We train. We perfect movements and skills. We condition. We believe.
Still, a game is determined in large part by the shift in momentum and how we with those shifts – the loss of it and what to do when we get it back.
For example, we were playing our biggest rival in college. We had lost the first two sets and came back to win the second two sets and were battling out a fifth set in rally score.
In the 90’s, we were still under the regular scoring rule where you had to serve to get a point. The fifth set was usually pretty tight, but we took an early lead and were primed to win. I’d jump served us to a large lead and all we needed was two maybe three points (don’t remember exactly*) to win the match. Then the momentum shifted.
We lost the serve. In rally score, however, two points is nothing. Easy peasy…unless.
When the momentum shifted, we never got it back. I was stuck in the back row and only able to hit from behind the ten foot line. I did not execute from the back row and our team struggled in the next few rotations.
Our coach called two time-outs and we scrapped our way back to get possession of the ball, but it wasn’t enough.
We lost our big lead and we ended up losing the game.

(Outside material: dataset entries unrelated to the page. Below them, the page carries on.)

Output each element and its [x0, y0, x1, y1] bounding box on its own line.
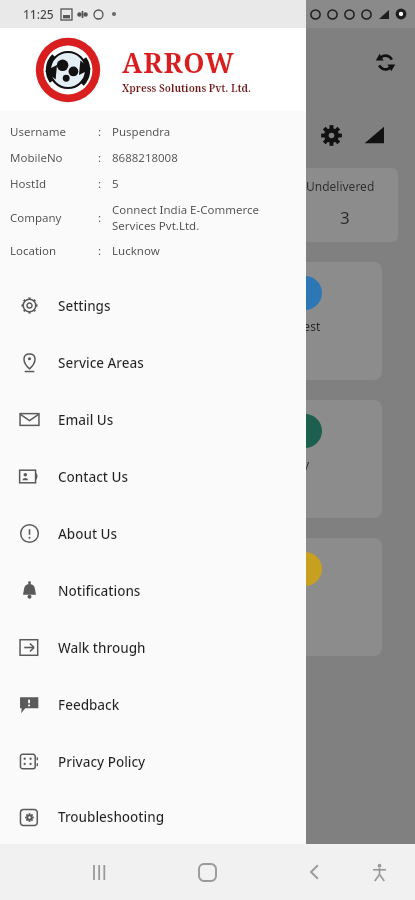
staticText: Puspendra	[112, 124, 171, 140]
staticText: 3	[340, 206, 350, 229]
button[interactable]: Home	[183, 848, 231, 896]
staticText: 8688218008	[112, 150, 178, 166]
button[interactable]: ng	[222, 538, 382, 656]
button[interactable]: lvery	[222, 400, 382, 518]
staticText: lvery	[282, 456, 310, 472]
staticText: :	[98, 210, 112, 226]
staticText: Service Areas	[58, 354, 144, 372]
staticText: Contact Us	[58, 468, 129, 486]
staticText: ARROW	[122, 44, 235, 81]
button[interactable]: Feedback	[0, 676, 306, 733]
button[interactable]: Walk through	[0, 619, 306, 676]
staticText: Settings	[58, 297, 111, 315]
button[interactable]: anifest	[222, 262, 382, 380]
staticText: :	[98, 176, 112, 192]
button[interactable]: About Us	[0, 505, 306, 562]
staticText: Username	[10, 124, 98, 140]
staticText: MobileNo	[10, 150, 98, 166]
staticText: About Us	[58, 525, 118, 543]
staticText: Troubleshooting	[58, 808, 165, 826]
button[interactable]: Service Areas	[0, 334, 306, 391]
staticText: Feedback	[58, 696, 120, 714]
button[interactable]: Recents	[76, 848, 124, 896]
staticText: Privacy Policy	[58, 753, 146, 771]
button[interactable]: Contact Us	[0, 448, 306, 505]
button[interactable]: Accessibility	[355, 848, 403, 896]
staticText: :	[98, 124, 112, 140]
button[interactable]: Undelivered	[302, 168, 398, 242]
staticText: 11:25	[23, 6, 54, 22]
staticText: Email Us	[58, 411, 114, 429]
staticText: :	[98, 150, 112, 166]
staticText: Location	[10, 243, 98, 259]
staticText: Undelivered	[306, 178, 375, 194]
staticText: Lucknow	[112, 243, 160, 259]
button[interactable]: Back	[291, 848, 339, 896]
button[interactable]: Notifications	[0, 562, 306, 619]
staticText: Connect India E-Commerce Services Pvt.Lt…	[112, 202, 259, 233]
button[interactable]: Refresh	[363, 40, 407, 84]
staticText: Notifications	[58, 582, 141, 600]
button[interactable]: Email Us	[0, 391, 306, 448]
button[interactable]: Privacy Policy	[0, 733, 306, 790]
button[interactable]: Troubleshooting	[0, 790, 306, 844]
staticText: 5	[112, 176, 119, 192]
staticText: anifest	[282, 318, 321, 334]
staticText: HostId	[10, 176, 98, 192]
button[interactable]: Settings	[310, 114, 352, 156]
staticText: Walk through	[58, 639, 146, 657]
staticText: Xpress Solutions Pvt. Ltd.	[122, 81, 251, 95]
staticText: :	[98, 243, 112, 259]
button[interactable]: Settings	[0, 277, 306, 334]
staticText: Company	[10, 210, 98, 226]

Broken hearts everywhere. Daggers right to the soul.
I mean, twenty years later I can still taste my tears. Some losses cut really deep (I’m such a brat).
Momentum is powerful.
In sports it’s the difference between winning and losing.
When a team loses momentum they have to fight to get it back.
That takes grit and determination. It doesn’t shift on it’s own.
Momentum in our lives is a similar process.
But it’s not forever. It’s how we deal with it that wins or loses games.
Think about it this way – momentum is a push. It’s a start. It’s us on the blocks and we’re the first ones off.
Keep the momentum and we close the game out right now. We take the win. But what if it shifts? What do we do when we lose momentum.
It’s how we respond that wins or loses games. I could deconstruct that old game all day (sometimes I do). I could say that I got stuck in the back row. I could say that our middle blocker was injured. I could say that we didn’t pass well or that we didn’t dig enough balls. All those things are true.
But the bigger truth is that we didn’t deal well with the loss of momentum.
I wrote my booty off in December and January. I wrote for like four weeks – solid. I researched, queried, interviewed, made phone calls to people I’d never met and stayed up late putting things together. It was work. It was tedious and there was no reward. I thought I’d never see that work come to fruition.
But all that tedious, unrewarding work was quietly building momentum.
In fact, I have a little of that momentum right now. Several of my pieces have ran over the past few weeks and it’s been fun to watch. But I can’t sit here and admire anything for too long. I need to continue my work. I need to keep putting in the hours. I need to stay up just a little bit late and stretch the hours I have in my day to get things done.
If you don’t work, there is no momentum.
Momentum does not just show up because you are lucky or because you think you deserve it or by sitting on your hands.
Momentum is the result of work.
We lost that game to our biggest rival because the other team out worked us. They dealt with momentum better than we did.
If you lose an opportunity. If you lose a game. If you lose a relationship it’s because you stopped working.
Work builds momentum.
*(Exact scores and details of the match are fuzzy. Fuzzy because the tears in my eyes blur out my actual experience. Losing is hard, people!)